Long live the queen.
Long live the queen. Screenshot/Pix11

The King is dead. Long live the Queen!

In the fictional king’s realm portrayed at the popular dinner theater/tournament Medieval Times, there has been a transfer of power. The king, who, as Atlas Obscura has previously reported, was known as Don Carlos, has been replaced by a queen, Dona Maria Isabella.

Previously, the show featured a princess who stood by the king’s side; this new character does not need the help of a man and rules independently.

The leadership of Medieval Times says the new show has been in the works for a few years. “We’re pretty progressive, we have female falconers, female horse trainers,” the show’s creative director told local New York news channel Pix11. The show still lacks a female knight, but now the queen rides into the show on horseback, at the head of the procession, as the host of the dinner. This new version of the show has rolled out at three Medieval Times locations so far.

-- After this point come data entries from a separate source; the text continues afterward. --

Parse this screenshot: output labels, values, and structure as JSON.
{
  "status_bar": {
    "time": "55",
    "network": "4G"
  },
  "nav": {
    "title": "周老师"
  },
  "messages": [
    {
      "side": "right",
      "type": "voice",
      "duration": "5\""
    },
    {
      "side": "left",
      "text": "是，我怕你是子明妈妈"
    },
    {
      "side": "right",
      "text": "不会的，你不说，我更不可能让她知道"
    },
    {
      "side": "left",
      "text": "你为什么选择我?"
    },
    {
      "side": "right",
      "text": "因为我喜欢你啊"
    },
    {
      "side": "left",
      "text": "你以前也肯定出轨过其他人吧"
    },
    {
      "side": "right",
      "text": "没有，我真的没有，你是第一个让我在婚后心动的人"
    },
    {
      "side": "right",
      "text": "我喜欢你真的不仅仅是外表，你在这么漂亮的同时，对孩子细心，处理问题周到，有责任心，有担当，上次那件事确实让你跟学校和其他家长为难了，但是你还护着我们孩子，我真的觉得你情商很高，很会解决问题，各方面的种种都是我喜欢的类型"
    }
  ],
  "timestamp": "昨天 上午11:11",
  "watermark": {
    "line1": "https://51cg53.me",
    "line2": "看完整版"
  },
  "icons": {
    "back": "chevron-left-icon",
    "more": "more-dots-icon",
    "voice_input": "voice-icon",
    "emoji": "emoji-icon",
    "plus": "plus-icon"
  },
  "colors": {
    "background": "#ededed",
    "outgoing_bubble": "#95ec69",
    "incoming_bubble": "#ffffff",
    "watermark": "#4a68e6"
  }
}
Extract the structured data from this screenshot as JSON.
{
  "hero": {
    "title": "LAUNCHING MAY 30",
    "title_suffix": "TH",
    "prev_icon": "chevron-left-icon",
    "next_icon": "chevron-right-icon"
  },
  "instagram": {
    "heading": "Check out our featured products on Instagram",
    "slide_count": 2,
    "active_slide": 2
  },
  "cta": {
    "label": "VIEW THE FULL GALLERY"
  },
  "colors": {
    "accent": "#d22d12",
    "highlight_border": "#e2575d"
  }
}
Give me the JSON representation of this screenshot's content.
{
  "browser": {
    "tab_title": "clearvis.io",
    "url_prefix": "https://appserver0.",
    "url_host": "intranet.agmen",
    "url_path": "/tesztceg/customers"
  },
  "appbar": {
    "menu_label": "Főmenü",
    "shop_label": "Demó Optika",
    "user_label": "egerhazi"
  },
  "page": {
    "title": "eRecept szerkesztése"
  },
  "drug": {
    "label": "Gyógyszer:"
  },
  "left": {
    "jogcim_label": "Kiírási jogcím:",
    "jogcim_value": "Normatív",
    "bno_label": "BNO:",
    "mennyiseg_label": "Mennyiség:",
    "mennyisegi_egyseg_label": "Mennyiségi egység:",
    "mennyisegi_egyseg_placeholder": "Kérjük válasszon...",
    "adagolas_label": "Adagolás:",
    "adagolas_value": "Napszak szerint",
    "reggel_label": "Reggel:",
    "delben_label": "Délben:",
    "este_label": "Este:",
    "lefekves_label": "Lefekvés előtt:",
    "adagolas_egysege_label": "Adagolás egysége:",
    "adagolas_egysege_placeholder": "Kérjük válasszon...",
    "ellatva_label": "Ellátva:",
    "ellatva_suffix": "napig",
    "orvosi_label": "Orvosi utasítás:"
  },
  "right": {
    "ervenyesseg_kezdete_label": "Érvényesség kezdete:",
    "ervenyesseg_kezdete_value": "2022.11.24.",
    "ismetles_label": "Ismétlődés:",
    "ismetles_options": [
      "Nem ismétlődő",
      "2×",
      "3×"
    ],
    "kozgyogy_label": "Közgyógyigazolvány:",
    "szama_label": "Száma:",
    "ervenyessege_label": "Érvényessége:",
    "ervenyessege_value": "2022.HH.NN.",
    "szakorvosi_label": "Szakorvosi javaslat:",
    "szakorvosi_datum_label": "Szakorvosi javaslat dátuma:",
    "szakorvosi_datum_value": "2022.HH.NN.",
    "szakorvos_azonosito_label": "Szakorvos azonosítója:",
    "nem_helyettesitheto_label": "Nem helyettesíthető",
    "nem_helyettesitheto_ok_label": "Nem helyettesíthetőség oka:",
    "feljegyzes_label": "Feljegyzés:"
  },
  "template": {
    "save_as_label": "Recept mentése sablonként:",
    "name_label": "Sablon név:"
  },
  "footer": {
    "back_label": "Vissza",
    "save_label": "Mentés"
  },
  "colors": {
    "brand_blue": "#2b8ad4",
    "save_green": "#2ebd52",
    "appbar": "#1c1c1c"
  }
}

During actual medieval times, a number of queens did hold power as heads of state, though usually as regents for their young sons. Often, they served as “intercessors, patrons, and cultural innovators,” writes historian Miriam Shadis. One of the most powerful and savvy queens of the Middle Ages, Eleanor of Aquitaine, had two husbands, supported some of the major artists of her day, led armies, and urged her son to revolt against his father. Another, Isabella of France, deposed her husband (perhaps by conspiring to have him murdered) and became regent on behalf of her son, ruling alongside her lover.

No such drama has occurred at Medieval Times, a family-friendly show. The previous king “died in his sleep,” according to NJ.com, leaving open the path of succession for Dona Maria Isabella, long may she reign.